-Millennials are now the largest, most diverse generation in the U.S. population
-More Millennials have a college degree than any other generation of young adults. With so many Millennials enrolling in college, there has been an unprecedented expansion of higher education to lower-income and underrepresented minority students.
-Millennials are not only the most highly educated U.S. generation to date, but a larger share of that increase has come from the educational attainment of women. Millennial women are attending college and attaining degrees in greater numbers than in the past.
-Millennials are a technologically connected, diverse, and tolerant generation. The priority that Millennials place on creativity and innovation augurs well for future economic growth, while their unprecedented enthusiasm for technology has the potential to bring change to traditional economic institutions as well as the labor market.
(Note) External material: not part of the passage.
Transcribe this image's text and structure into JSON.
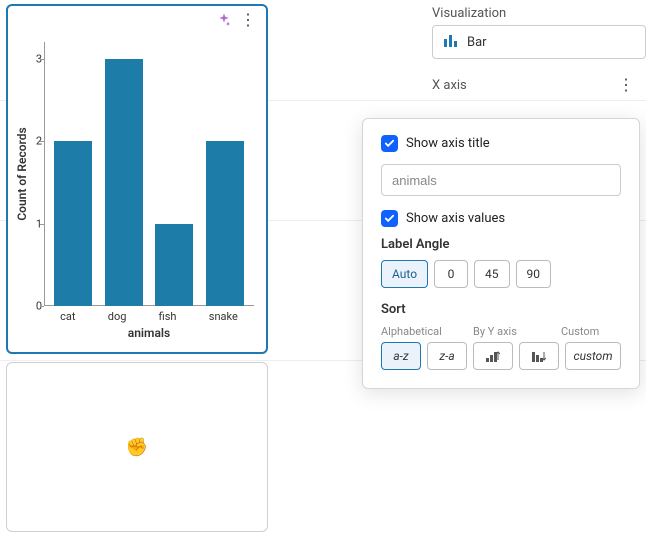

For example, ?crowdfunding? has enabled entrepreneurs to raise capital from diffuse sources online, rather than relying on traditional sources like banks to grow their businesses.
-Total outstanding student loan debt has now surpassed $1 trillion in the second quarter of 2014, and there has been a recent increase in student debt delinquency rates even as delinquency rates on other types of debt have come down as the economy has recovered. In part, the growth of student loan debt is due to greater college enrollment among Millennials, but it is also due to a changing composition of students, rising tuition, reduced public funding, and diminished home equity.
So, while there are substantial challenges to meet, no generation has been better equipped to overcome them than Millennials. They are skilled with technology, determined, diverse, and more educated than any previous generation. Millennials are still in the early stages of joining and participating in the labor market. Taking steps to help them access and complete college, manage their student debt, have better opportunities for training and connection to jobs, access the credit they need for a home, protect the network neutrality that is the basis for much of their technological activity, as well as general policies to strengthen investment, job creation and wage growth, all have the potential to have a lasting impact for this generation and thus for U.S. economic performance for decades to come.